Il crollo del greggio e la reazione (lenta) alla pompa

Il recente calo del greggio, legato alla temporanea distensione tra Stati Uniti e Iran, ha fatto registrare una perdita fino al 16% in un solo giorno. Tuttavia, questo ribasso non si è tradotto immediatamente in un alleggerimento dei prezzi alla pompa. In Sicilia, infatti, il gasolio resta su livelli elevati, confermando una tendenza ormai consolidata: i prezzi dei carburanti reagiscono con grande rapidità agli aumenti delle quotazioni internazionali, ma molto più lentamente quando queste scendono. Un meccanismo che genera frustrazione tra i consumatori e alimenta dubbi sulla trasparenza del mercato.

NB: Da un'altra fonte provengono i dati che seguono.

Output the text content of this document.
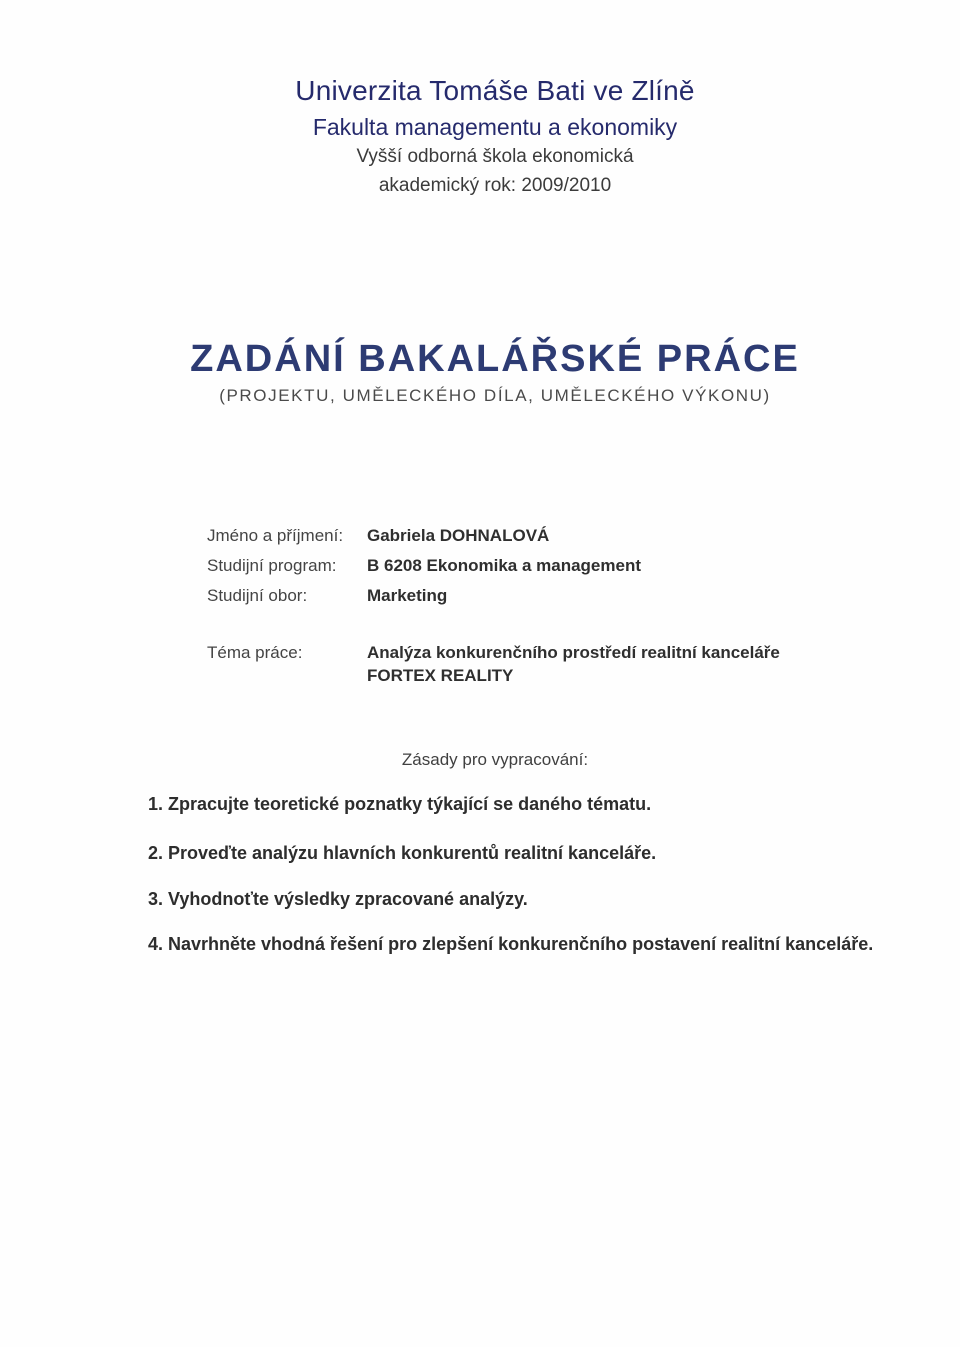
Univerzita Tomáše Bati ve Zlíně
Fakulta managementu a ekonomiky
Vyšší odborná škola ekonomická
akademický rok: 2009/2010
ZADÁNÍ BAKALÁŘSKÉ PRÁCE
(PROJEKTU, UMĚLECKÉHO DÍLA, UMĚLECKÉHO VÝKONU)
Jméno a příjmení: Gabriela DOHNALOVÁ
Studijní program: B 6208 Ekonomika a management
Studijní obor:	Marketing
Téma práce:	Analýza konkurenčního prostředí realitní kanceláře
FORTEX REALITY
Zásady pro vypracování:
1. Zpracujte teoretické poznatky týkající se daného tématu.
2. Proveďte analýzu hlavních konkurentů realitní kanceláře.
3. Vyhodnoťte výsledky zpracované analýzy.
4. Navrhněte vhodná řešení pro zlepšení konkurenčního postavení realitní kanceláře.
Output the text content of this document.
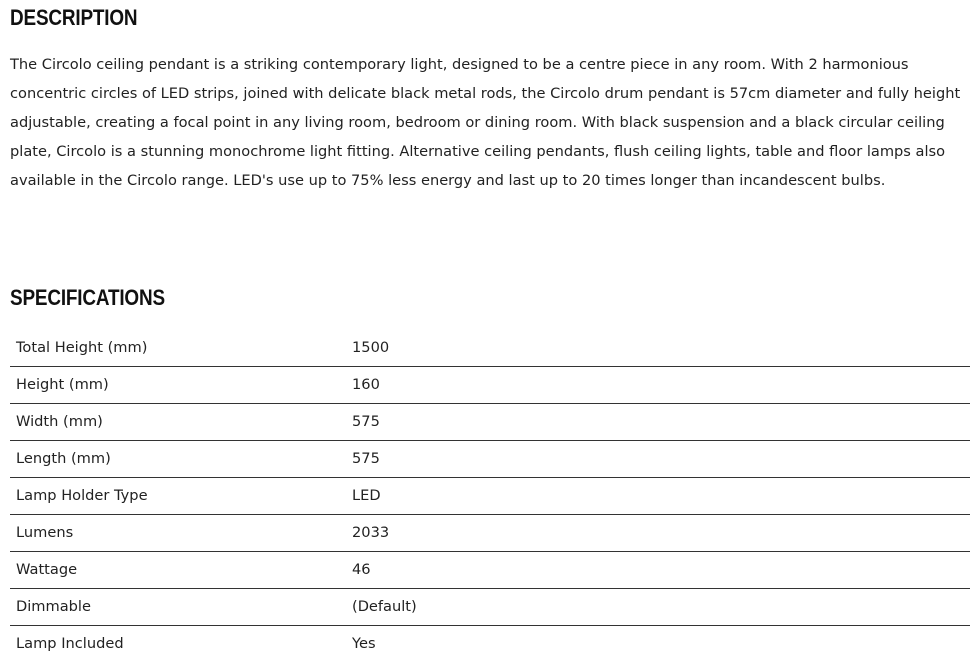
DESCRIPTION

The Circolo ceiling pendant is a striking contemporary light, designed to be a centre piece in any room. With 2 harmonious concentric circles of LED strips, joined with delicate black metal rods, the Circolo drum pendant is 57cm diameter and fully height adjustable, creating a focal point in any living room, bedroom or dining room. With black suspension and a black circular ceiling plate, Circolo is a stunning monochrome light fitting. Alternative ceiling pendants, flush ceiling lights, table and floor lamps also available in the Circolo range. LED's use up to 75% less energy and last up to 20 times longer than incandescent bulbs.

SPECIFICATIONS
Total Height (mm)	1500
Height (mm)	160
Width (mm)	575
Length (mm)	575
Lamp Holder Type	LED
Lumens	2033
Wattage	46
Dimmable	(Default)
Lamp Included	Yes
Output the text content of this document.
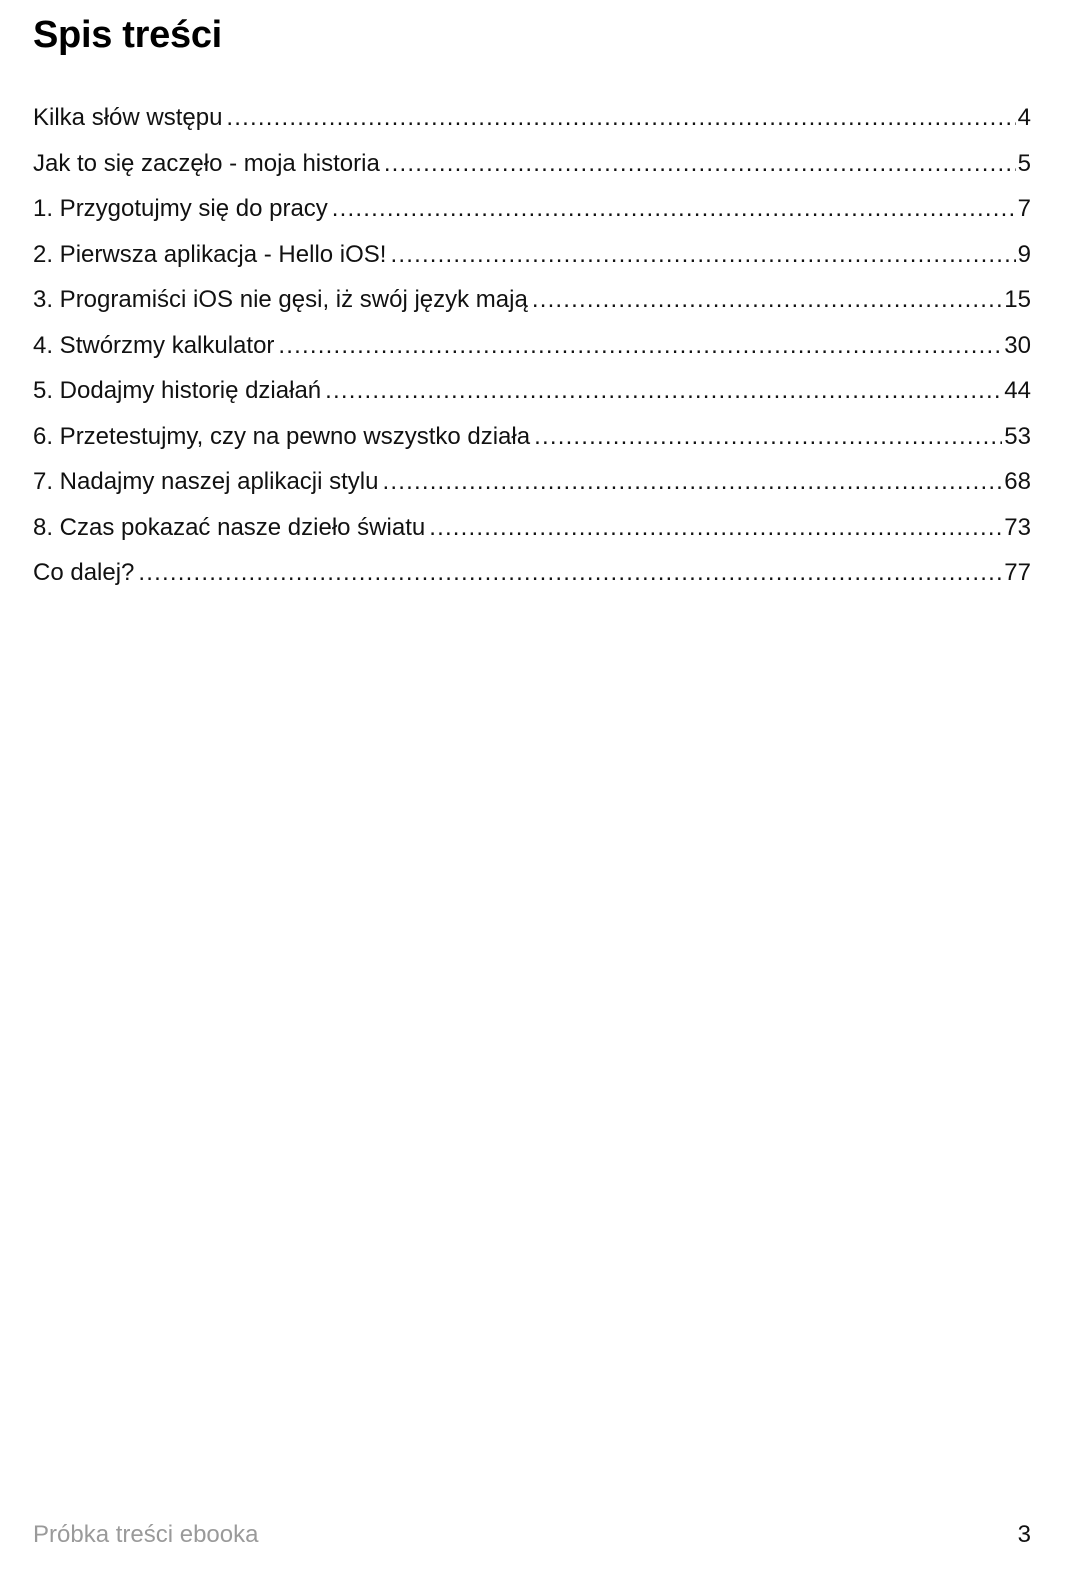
Spis treści
Kilka słów wstępu .....	4
Jak to się zaczęło - moja historia .....	5
1. Przygotujmy się do pracy .....	7
2. Pierwsza aplikacja - Hello iOS! .....	9
3. Programiści iOS nie gęsi, iż swój język mają .....	15
4. Stwórzmy kalkulator .....	30
5. Dodajmy historię działań .....	44
6. Przetestujmy, czy na pewno wszystko działa .....	53
7. Nadajmy naszej aplikacji stylu .....	68
8. Czas pokazać nasze dzieło światu .....	73
Co dalej? .....	77
Próbka treści ebooka	3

L’effetto “razzi e piume” spiegato dagli economisti

Gli esperti definiscono questo fenomeno “trasmissione asimmetrica dei prezzi”, ma per i cittadini è semplicemente l’effetto “razzi e piume”: i prezzi salgono come razzi e scendono leggeri come piume. Le compagnie, infatti, tendono ad adeguare subito i listini quando il greggio aumenta, mentre in caso di calo devono prima smaltire le scorte acquistate a prezzi più alti. Questo comporta un ritardo di diversi giorni prima che eventuali ribassi si riflettano sui distributori. Una dinamica denunciata anche da Codacons, che ha segnalato come i recenti ribassi del petrolio non abbiano prodotto benefici immediati per i consumatori italiani.

Sicilia tra le regioni più care: le ragioni strutturali

La Sicilia si conferma tra le regioni più costose per il gasolio, con prezzi superiori alla media nazionale. Le ragioni sono molteplici e affondano in fattori strutturali: l’insularità, i costi di approvvigionamento e la forte dipendenza dal trasporto su gomma. L’assenza di alternative efficienti, come una rete ferroviaria capillare o sistemi logistici integrati, rende il carburante una voce di spesa imprescindibile per cittadini e imprese. Inoltre, la posizione geografica espone l’Isola alle dinamiche geopolitiche legate allo Stretto di Hormuz, uno dei principali snodi del traffico petrolifero mondiale.

Dati e rincari: quanto costa davvero il pieno

Secondo i dati ufficiali, il gasolio in Sicilia ha raggiunto circa 2,19 euro al litro, superando la media nazionale. Questo si traduce in un aumento concreto per i consumatori: un pieno da 50 litri costa diversi euro in più rispetto ai giorni precedenti. Anche la benzina registra lievi incrementi, mantenendosi comunque su livelli elevati rispetto ad altre regioni italiane. Il problema non è solo il prezzo in sé, ma la sua volatilità e la difficoltà per i cittadini di prevedere e gestire i costi legati alla mobilità quotidiana.

Tra tensioni geopolitiche e interventi del governo

Il quadro si è ulteriormente complicato nelle ultime ore, con nuove tensioni in Medio Oriente che hanno riportato in alto le quotazioni del petrolio. Il bombardamento di Libano e la conseguente chiusura dello Stretto di Hormuz da parte dell’Iran hanno di fatto annullato gli effetti della breve tregua. Nel frattempo, il ministro Adolfo Urso ha convocato le principali compagnie petrolifere per chiedere un adeguamento dei prezzi. Resta però il nodo centrale: un sistema che, tra dinamiche di mercato e fattori geopolitici, continua a scaricare sui consumatori finali le conseguenze delle oscillazioni internazionali, con tempi e modalità che non sempre appaiono equi.